Trigonometric Substitution Integration

Hi Helayna!

Because we have a positive x² term and a positive constant under the square root, this suggests that we do a substitution using tangent. The constant 9 dictates how the substitution should look; I need to change the 25 into 9 when I do my substitution so that I can factor out the 9 and use the identity 1+tan²(θ)=sec²(θ). So, the right substitution is x=(3/5)tan(θ). Then x² would be (9/25)tan²(θ), which allows me to change the 25 to 9 like I want. We also find the differential dx before we change everything in the integral to θ: dx=(3/5)sec²(θ)dθ.
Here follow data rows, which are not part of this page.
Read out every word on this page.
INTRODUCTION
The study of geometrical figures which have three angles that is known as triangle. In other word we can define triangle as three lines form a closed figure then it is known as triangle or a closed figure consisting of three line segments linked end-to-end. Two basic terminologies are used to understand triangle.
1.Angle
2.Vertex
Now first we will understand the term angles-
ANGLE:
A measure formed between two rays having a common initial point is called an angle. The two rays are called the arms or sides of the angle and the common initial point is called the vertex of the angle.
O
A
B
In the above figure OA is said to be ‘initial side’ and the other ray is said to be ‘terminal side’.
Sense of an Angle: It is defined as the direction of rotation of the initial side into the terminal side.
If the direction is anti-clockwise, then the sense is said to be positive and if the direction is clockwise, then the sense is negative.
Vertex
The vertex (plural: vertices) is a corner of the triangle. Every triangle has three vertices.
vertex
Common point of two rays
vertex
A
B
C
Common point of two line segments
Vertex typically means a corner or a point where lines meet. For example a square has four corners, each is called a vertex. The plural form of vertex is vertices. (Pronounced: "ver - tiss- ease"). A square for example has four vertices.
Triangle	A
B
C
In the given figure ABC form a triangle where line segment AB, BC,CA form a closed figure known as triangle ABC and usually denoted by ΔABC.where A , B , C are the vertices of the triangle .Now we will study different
So, our integral ∫ ((9+25x²)^(1/2)dx)/x² becomes:

∫((9+25(9/25)tan²(θ))^(1/2)(3/5)sec²(θ)dθ)/((9/25)tan²(θ))

=(3/5)/(9/25)∫((9+9tan²(θ))^(1/2)sec²(θ))/tan²(θ) dθ

=(3/5)*(25/9)∫((9(1+tan²(θ)))^(1/2)sec²(θ))/tan²(θ) dθ

=(5/3)∫((9sec²(θ))^(1/2)sec²(θ))/tan²(θ) dθ

=3*(5/3)∫(sec(θ)sec²(θ))/tan²(θ) dθ

=5∫sec³(θ)/tan²(θ) dθ

Now for the often challenging part: how to integrate the resulting trigonometric integral. We can try to rewrite the integral using identities and look for a u-substitution. Sometimes identities don't work and we need to look at methods like integration by parts. Though this integral could be done either way, I have found integration by parts to be easier here. Let u=sec(θ); then du=sec(θ)tan(θ)dθ. Let dv=sec²(θ)/tan²(θ)dθ. If I integrate this (this is a basic u-substitution integral in which we would do u=tan(θ) because the derivative is the top, sec²(θ), and substituting turns the fraction into 1/u², whose antiderivative is -1/u), I get v=-1/tan(θ), a much simpler fraction. So,

5∫sec³(θ)/tan²(θ) dθ=5(-sec(θ)/tan(θ)-∫-sec(θ)tan(θ)/tan(θ)dθ)

=5(-sec(θ)/tan(θ)+∫sec(θ)dθ) (The tan(θ)'s in the new integral nicely cancelled out)

=5(-sec(θ)/tan(θ)+ln|sec(θ)+tan(θ)|)+C

Now we need to turn θ back into x. This can be tricky at times. Normally we draw a triangle representing our trigonometric substitution and solve for the missing side and use the sides of the triangle to replace all of the trigonometric functions we have with expressions with x. Here I don't have to mess with a triangle because my only trigonometric functions are tangent and secant and I have x related to tangent and I have an identity relating tangent to secant (since 1+tan²(θ)=sec²(θ), then sec(θ) is just (1+tan²(θ))^(1/2)--this only works because we usually assume θ is in the restricted domain (-π/2, π/2) where secant is positive). So, I have the following:

x=(3/5)tan(θ) means tan(θ)=(5/3)x,

tan²(θ) is (25/9)x², and

sec(θ)=(1+(25/9)x²)^(1/2)

We plug all of this in to get x back:

5(-(1+(25/9)x²)^(1/2)/((5/3)x)+ln|(1+(25/9)x²)^(1/2)+(5/3)x|)+C

If we distribute the 5 and flip over the (5/3), we would get this as the antiderivative:

-3(1+(25/9)x²)^(1/2)/x+5ln|(1+(25/9)x²)^(1/2)+(5/3)x|+C

The techniques I used here may not be what is ideal for every problem, and as you can see these typically are lengthy problems to do by hand. But I sincerely hope this helps you and gives you some ideas as to how to do these problems.

Substitution: x = 3/5tant, dx = 3/5sec²tdt. Our integral equel I = ∫(9 + 9tan²t)^1/23/5sec²t/(9/25tan²t)dt =

9/5·25/9∫sec³t/tan²tdt = 5∫dt/(costsin²t)= 5∫costdt/[(1 - sin²t)sin²t] Now substitution sit = u gives I = 5∫du/[u²(1 - u²)] . This integral you can evaluate using Partial Fractions Decomposition.